Disusun Oleh:
SRI DAYATI NIM. 166020310111006
MUHAMMAD RUSYDI AZIZ NIM. 166020310111022
GATRA BAGUS SANUBARI NIM. 166020310111028
Dosen:
AYU FURY PUSPITA, MSA., Ak..
B. Leasing
Dari sisi perpajakan
Keputusan Menteri Keuangan Republik Indonesia Nomor 1169/KMK.01/1991 tentang
Kegiatan Sewa Guna Usaha (Leasing), kegiatan sewa guna usaha dibagi menjadi 2 (dua), yaitu:
1. Sewa guna usaha dengan hak opsi (finance/capital lease),
2. Sewa guna usaha tanpa hak opsi (operating lease).
Pada Pasal 3 (tiga), KMK 1169 tahun 1991, dijelaskan bahwa syarat suatu sewa guna usaha
menjadi finance lease, yaitu apabila memenuhi syarat sebagai berikut.
1. Jumlah pembayaran sewa guna usaha selama masa sewa-guna-usaha pertama ditambah
dengan nilai sisa barang modal, harus dapat menutup harga perolehan barang modal
dan keuntungan lessor,
2. Masa sewa-guna-usaha ditetapkan sekurang-kurangnya 2 (dua) tahun untuk barang
modal Golongan I, 3 (tiga) tahun untuk barang modal Golongan II dan III, dan 7 (tujuh)
tahun untuk Golongan bangunan,
3. Terdapat perjanjian atas sewa guna usaha tersebut yang memuat ketentuan hak opsi
bagi lesee.
Sedangkan operating lease atau yang biasa dikenal sebagai sewa guna usaha tanpa hak
opsi adalah termasuk sewa guna usaha yang memiliki ciri sebagai berikut (Pasal 4 KMK
1169/1991).
1. Jumlah pembayaran sewa-guna-usaha selama masa sewa-guna-usaha pertama tidak
dapat menutupi harga perolehan barang modal yang disewa-guna-usahakan ditambah
keuntungan yang diperhitungkan oleh lessor,
2. Perjanjian sewa guna usaha tidak memuat hak opsi kepemilikan bagi lesee.
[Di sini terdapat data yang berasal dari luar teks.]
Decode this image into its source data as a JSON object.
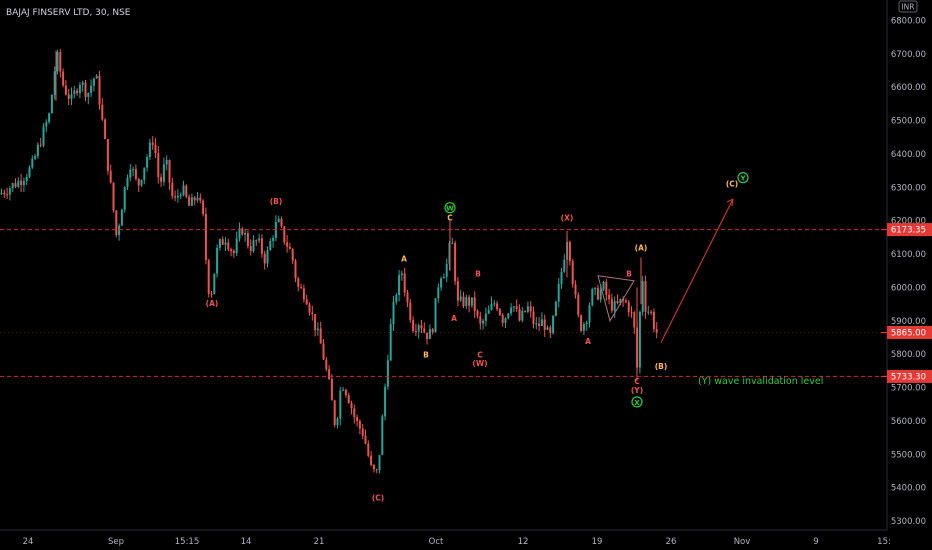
{
  "header": {
    "title": "BAJAJ FINSERV LTD, 30, NSE"
  },
  "currency_badge": "INR",
  "colors": {
    "background": "#000000",
    "up": "#26a69a",
    "down": "#ef5350",
    "level_line": "#d12b2b",
    "axis_text": "#b2b5be",
    "wave_orange": "#ffb74d",
    "wave_red": "#ef5350",
    "wave_green": "#2ecc40",
    "badge_red": "#e53935"
  },
  "chart_data": {
    "type": "candlestick",
    "title": "BAJAJ FINSERV LTD, 30, NSE",
    "y_ticks": [
      "6800.00",
      "6700.00",
      "6600.00",
      "6500.00",
      "6400.00",
      "6300.00",
      "6200.00",
      "6100.00",
      "6000.00",
      "5900.00",
      "5800.00",
      "5700.00",
      "5600.00",
      "5500.00",
      "5400.00",
      "5300.00"
    ],
    "y_tick_values": [
      6800,
      6700,
      6600,
      6500,
      6400,
      6300,
      6200,
      6100,
      6000,
      5900,
      5800,
      5700,
      5600,
      5500,
      5400,
      5300
    ],
    "ylim": [
      5280,
      6840
    ],
    "x_ticks": [
      "24",
      "Sep",
      "15:15",
      "14",
      "21",
      "Oct",
      "12",
      "19",
      "26",
      "Nov",
      "9",
      "15:"
    ],
    "price_path": [
      [
        0,
        6280
      ],
      [
        20,
        6320
      ],
      [
        32,
        6360
      ],
      [
        42,
        6450
      ],
      [
        50,
        6520
      ],
      [
        57,
        6700
      ],
      [
        64,
        6600
      ],
      [
        72,
        6560
      ],
      [
        80,
        6620
      ],
      [
        88,
        6580
      ],
      [
        96,
        6640
      ],
      [
        100,
        6560
      ],
      [
        106,
        6420
      ],
      [
        112,
        6280
      ],
      [
        117,
        6150
      ],
      [
        123,
        6260
      ],
      [
        130,
        6380
      ],
      [
        138,
        6300
      ],
      [
        146,
        6380
      ],
      [
        154,
        6450
      ],
      [
        160,
        6300
      ],
      [
        166,
        6380
      ],
      [
        174,
        6250
      ],
      [
        182,
        6300
      ],
      [
        190,
        6240
      ],
      [
        198,
        6280
      ],
      [
        204,
        6200
      ],
      [
        208,
        6000
      ],
      [
        212,
        5990
      ],
      [
        218,
        6120
      ],
      [
        226,
        6150
      ],
      [
        234,
        6100
      ],
      [
        242,
        6180
      ],
      [
        250,
        6120
      ],
      [
        258,
        6140
      ],
      [
        266,
        6080
      ],
      [
        272,
        6150
      ],
      [
        278,
        6200
      ],
      [
        284,
        6150
      ],
      [
        292,
        6100
      ],
      [
        298,
        6000
      ],
      [
        306,
        5980
      ],
      [
        314,
        5900
      ],
      [
        322,
        5820
      ],
      [
        330,
        5700
      ],
      [
        336,
        5580
      ],
      [
        342,
        5720
      ],
      [
        348,
        5680
      ],
      [
        356,
        5600
      ],
      [
        364,
        5560
      ],
      [
        372,
        5450
      ],
      [
        378,
        5440
      ],
      [
        384,
        5650
      ],
      [
        390,
        5860
      ],
      [
        396,
        5980
      ],
      [
        402,
        6050
      ],
      [
        408,
        5950
      ],
      [
        414,
        5880
      ],
      [
        420,
        5900
      ],
      [
        426,
        5860
      ],
      [
        432,
        5860
      ],
      [
        440,
        6040
      ],
      [
        446,
        6050
      ],
      [
        452,
        6150
      ],
      [
        458,
        5950
      ],
      [
        466,
        5960
      ],
      [
        474,
        5950
      ],
      [
        480,
        5880
      ],
      [
        488,
        5920
      ],
      [
        496,
        5960
      ],
      [
        504,
        5900
      ],
      [
        512,
        5960
      ],
      [
        520,
        5900
      ],
      [
        528,
        5940
      ],
      [
        536,
        5880
      ],
      [
        544,
        5900
      ],
      [
        550,
        5840
      ],
      [
        556,
        5940
      ],
      [
        562,
        6050
      ],
      [
        568,
        6160
      ],
      [
        574,
        6000
      ],
      [
        580,
        5880
      ],
      [
        586,
        5900
      ],
      [
        592,
        5980
      ],
      [
        598,
        5980
      ],
      [
        604,
        6000
      ],
      [
        610,
        5950
      ],
      [
        616,
        5940
      ],
      [
        622,
        5960
      ],
      [
        628,
        5950
      ],
      [
        634,
        5900
      ],
      [
        638,
        5740
      ],
      [
        642,
        6060
      ],
      [
        646,
        5940
      ],
      [
        652,
        5920
      ],
      [
        656,
        5865
      ]
    ],
    "levels": [
      {
        "value": 6173.35,
        "label": "6173.35"
      },
      {
        "value": 5733.3,
        "label": "5733.30"
      }
    ],
    "last_price": {
      "value": 5865.0,
      "label": "5865.00"
    },
    "projection": [
      [
        661,
        5835
      ],
      [
        733,
        6265
      ]
    ],
    "triangle": [
      [
        598,
        6035
      ],
      [
        634,
        6020
      ],
      [
        610,
        5900
      ]
    ],
    "wave_labels": [
      {
        "text": "(B)",
        "x": 276,
        "price": 6250,
        "color": "red",
        "circled": false
      },
      {
        "text": "(A)",
        "x": 212,
        "price": 5945,
        "color": "red",
        "circled": false
      },
      {
        "text": "(C)",
        "x": 378,
        "price": 5362,
        "color": "red",
        "circled": false
      },
      {
        "text": "A",
        "x": 404,
        "price": 6078,
        "color": "orange",
        "circled": false
      },
      {
        "text": "B",
        "x": 426,
        "price": 5790,
        "color": "orange",
        "circled": false
      },
      {
        "text": "W",
        "x": 450,
        "price": 6230,
        "color": "green",
        "circled": true
      },
      {
        "text": "C",
        "x": 450,
        "price": 6200,
        "color": "orange",
        "circled": false
      },
      {
        "text": "B",
        "x": 478,
        "price": 6033,
        "color": "red",
        "circled": false
      },
      {
        "text": "A",
        "x": 454,
        "price": 5900,
        "color": "red",
        "circled": false
      },
      {
        "text": "C",
        "x": 480,
        "price": 5790,
        "color": "red",
        "circled": false
      },
      {
        "text": "(W)",
        "x": 480,
        "price": 5765,
        "color": "red",
        "circled": false
      },
      {
        "text": "(X)",
        "x": 567,
        "price": 6200,
        "color": "red",
        "circled": false
      },
      {
        "text": "A",
        "x": 588,
        "price": 5830,
        "color": "red",
        "circled": false
      },
      {
        "text": "B",
        "x": 629,
        "price": 6033,
        "color": "red",
        "circled": false
      },
      {
        "text": "(A)",
        "x": 641,
        "price": 6110,
        "color": "orange",
        "circled": false
      },
      {
        "text": "C",
        "x": 637,
        "price": 5710,
        "color": "red",
        "circled": false
      },
      {
        "text": "(Y)",
        "x": 637,
        "price": 5683,
        "color": "red",
        "circled": false
      },
      {
        "text": "X",
        "x": 637,
        "price": 5648,
        "color": "green",
        "circled": true
      },
      {
        "text": "(B)",
        "x": 661,
        "price": 5755,
        "color": "orange",
        "circled": false
      },
      {
        "text": "(C)",
        "x": 732,
        "price": 6303,
        "color": "orange",
        "circled": false
      },
      {
        "text": "Y",
        "x": 743,
        "price": 6320,
        "color": "green",
        "circled": true
      }
    ],
    "annotation": {
      "text": "(Y) wave invalidation level",
      "x": 698,
      "price": 5711
    }
  }
}
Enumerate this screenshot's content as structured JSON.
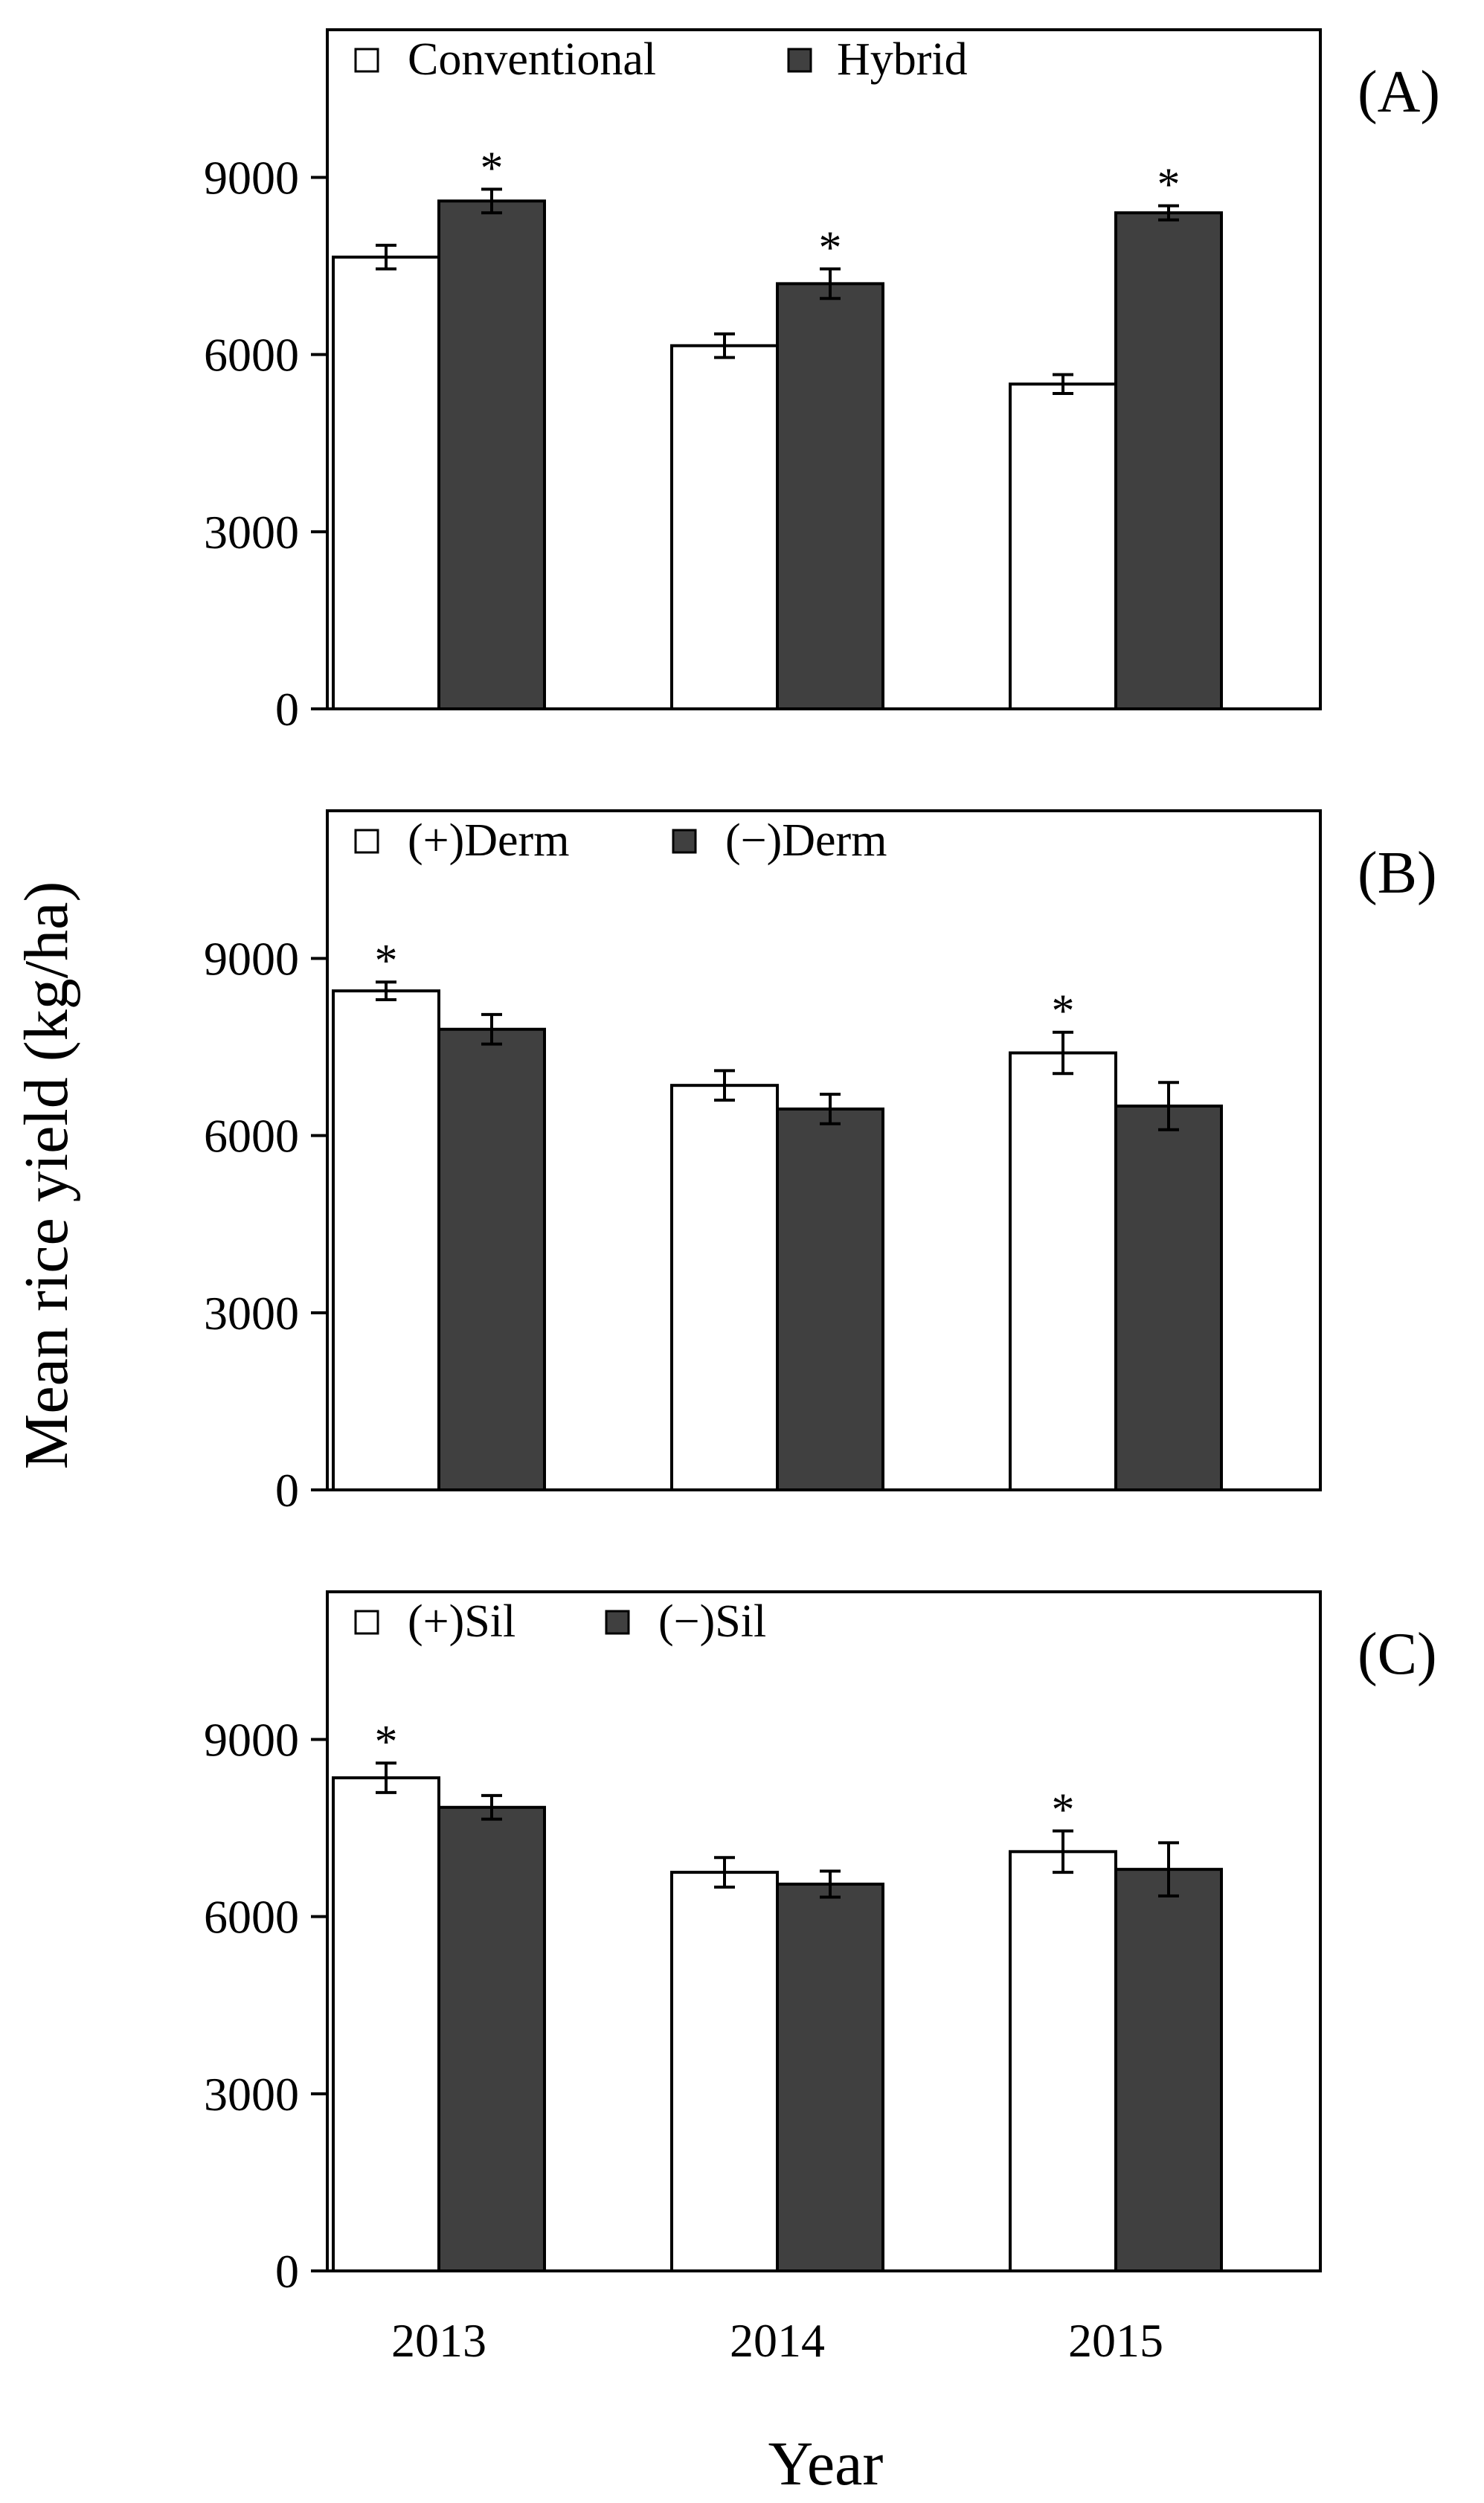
{
  "figure": {
    "ylabel": "Mean rice yield (kg/ha)",
    "xlabel": "Year",
    "categories": [
      "2013",
      "2014",
      "2015"
    ],
    "ylim": [
      0,
      11500
    ],
    "yticks": [
      "0",
      "3000",
      "6000",
      "9000"
    ],
    "colors": {
      "light": "#ffffff",
      "dark": "#404040",
      "axis": "#000000"
    }
  },
  "chart_data": [
    {
      "type": "bar",
      "panel_label": "(A)",
      "categories": [
        "2013",
        "2014",
        "2015"
      ],
      "ylim": [
        0,
        11500
      ],
      "series": [
        {
          "name": "Conventional",
          "color": "#ffffff",
          "values": [
            7650,
            6150,
            5500
          ],
          "errors": [
            200,
            200,
            160
          ],
          "significant": [
            false,
            false,
            false
          ]
        },
        {
          "name": "Hybrid",
          "color": "#404040",
          "values": [
            8600,
            7200,
            8400
          ],
          "errors": [
            200,
            250,
            120
          ],
          "significant": [
            true,
            true,
            true
          ]
        }
      ],
      "significance_marker": "*"
    },
    {
      "type": "bar",
      "panel_label": "(B)",
      "categories": [
        "2013",
        "2014",
        "2015"
      ],
      "ylim": [
        0,
        11500
      ],
      "series": [
        {
          "name": "(+)Derm",
          "color": "#ffffff",
          "values": [
            8450,
            6850,
            7400
          ],
          "errors": [
            150,
            250,
            350
          ],
          "significant": [
            true,
            false,
            true
          ]
        },
        {
          "name": "(−)Derm",
          "color": "#404040",
          "values": [
            7800,
            6450,
            6500
          ],
          "errors": [
            250,
            250,
            400
          ],
          "significant": [
            false,
            false,
            false
          ]
        }
      ],
      "significance_marker": "*"
    },
    {
      "type": "bar",
      "panel_label": "(C)",
      "categories": [
        "2013",
        "2014",
        "2015"
      ],
      "ylim": [
        0,
        11500
      ],
      "series": [
        {
          "name": "(+)Sil",
          "color": "#ffffff",
          "values": [
            8350,
            6750,
            7100
          ],
          "errors": [
            250,
            250,
            350
          ],
          "significant": [
            true,
            false,
            true
          ]
        },
        {
          "name": "(−)Sil",
          "color": "#404040",
          "values": [
            7850,
            6550,
            6800
          ],
          "errors": [
            200,
            220,
            450
          ],
          "significant": [
            false,
            false,
            false
          ]
        }
      ],
      "significance_marker": "*"
    }
  ]
}
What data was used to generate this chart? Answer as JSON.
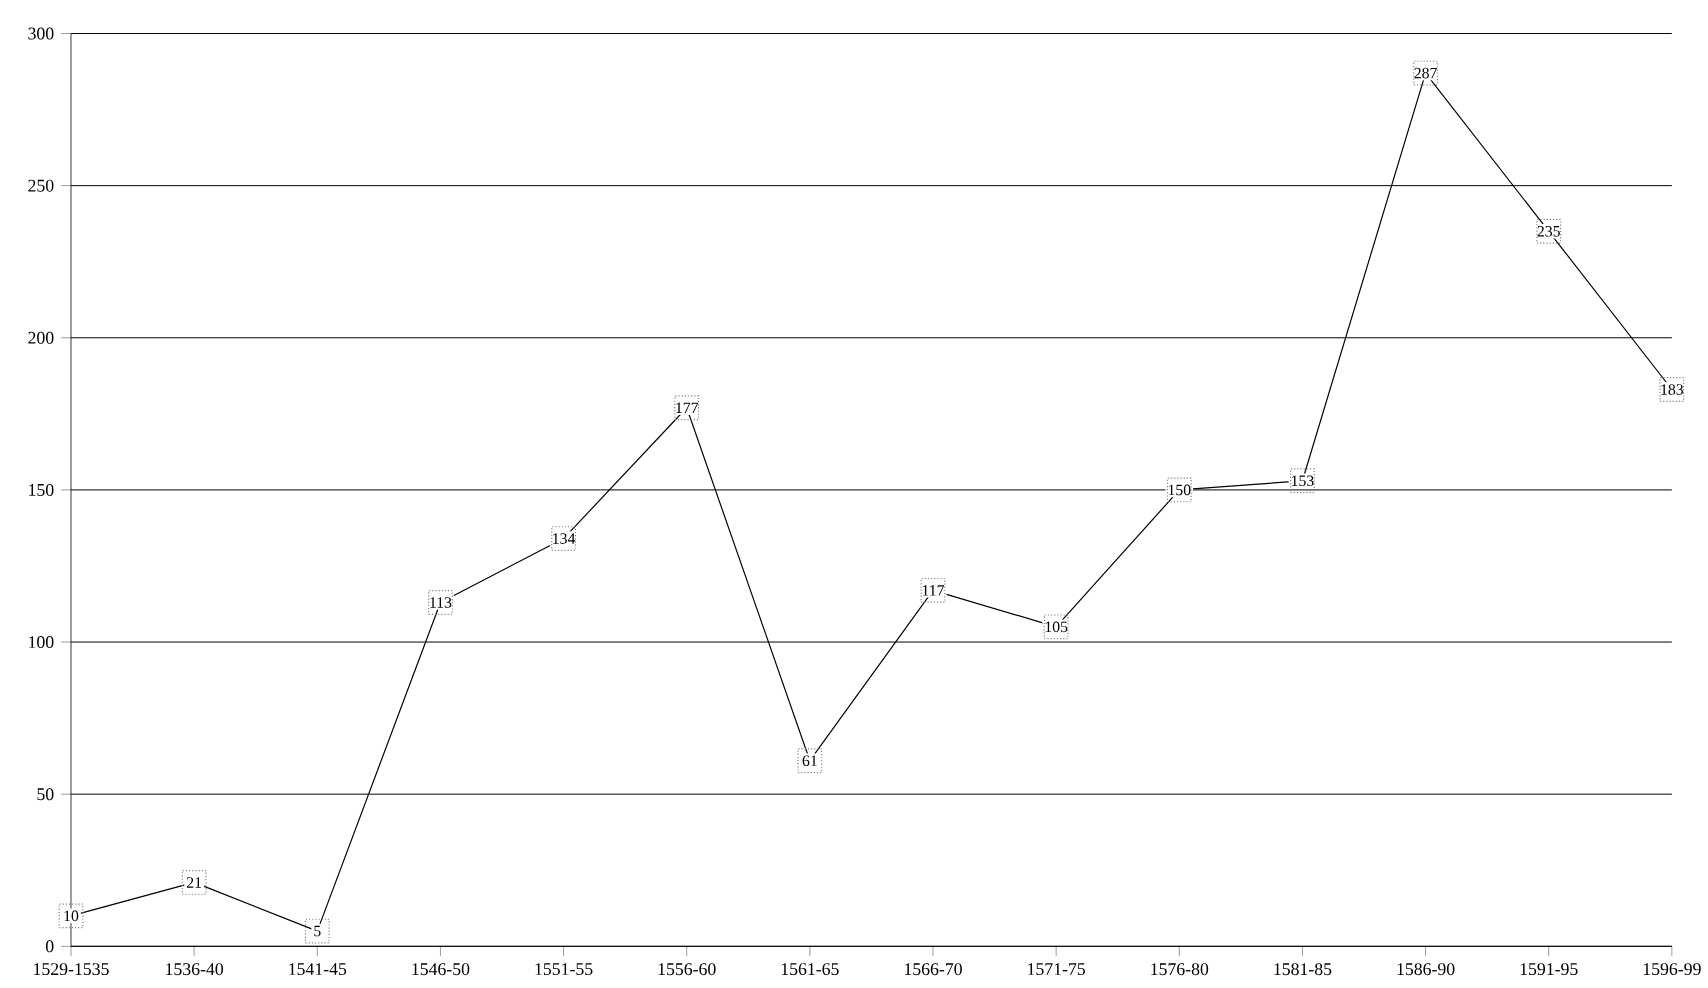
{
  "chart_data": {
    "type": "line",
    "categories": [
      "1529-1535",
      "1536-40",
      "1541-45",
      "1546-50",
      "1551-55",
      "1556-60",
      "1561-65",
      "1566-70",
      "1571-75",
      "1576-80",
      "1581-85",
      "1586-90",
      "1591-95",
      "1596-99"
    ],
    "values": [
      10,
      21,
      5,
      113,
      134,
      177,
      61,
      117,
      105,
      150,
      153,
      287,
      235,
      183
    ],
    "color": "#000000",
    "ylim": [
      0,
      300
    ],
    "yticks": [
      0,
      50,
      100,
      150,
      200,
      250,
      300
    ],
    "grid": "y",
    "data_labels": true,
    "marker": "square",
    "line_style": "solid"
  }
}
Lebih jauh, dalam Pengumuman Direktur Jenderal Moneter No. Peng-
307/DJM/III.1/7/1974, pemerintah mengatur barang-barang yang boleh dijadikan objek leasing
yaitu:
1. Barang yang dijadikan objek leasing harus dimiliki oleh perusahaan leasing di Indonesia
dan diambil dari produksi dalam negeri,
2. Apabila barang yang menjadi objek leasing berasal dari luar negeri, maka barang
tersebut dapat diekspor kembali setelah jangka waktu berahir dengan syarta-syarat
tersendiri.
Terkait dengan unsur perpajakan yang harus dipenuhi, beberapa peraturan yang telah
ditetapkan adalah sebagai berikut.
Bagi Lessor
1. Pajak Penghasilan (PPh), dikenakan kepada lessor atassebagian imbalan jasa sewa
guna usaha dengan hak opsi dan seluruh pembayaran jasa bagi sewa guna usaha tanpa
hak opsi.
2. PPh tidak boleh dikurangkan dengan biaya penyusutan atas barang yang menjadi
objek leasing dengan hak opsi, namun boleh dikurangkan apabila objek leasing
merupakan objek sewa guna usaha tanpa hak opsi.
3. Lessor dapat membentuk cadangan atas piutang ragu-ragu sewa guna usaha dengan
hak opsi paling tinggi 2,5% dari rata-rata saldo awal dan saldo akhir piutang leasing
dan dapat dikurangkan dalam perhitungan penghasilan kena pajak (pasal 9, UU no 36
tahun 2008)
4. Pajak Pertambahan Nilai (PPN) dikecualikan atas penyerahan objek leasing dengan hak
opsi.
Bagi Lesse
1. Lesee tidak boleh mengakui penyusutan atas objek leasing sampai saat lesee
menggunakan hak opsi untuk membeli.
2. Pembayaran leasing dapat dikurangkan sebagai biaya, baik dalam perjanjian sewa
guna usaha dengan atau tanpa hak opsi. (Pasal 6, UU no 36 tahun 2008)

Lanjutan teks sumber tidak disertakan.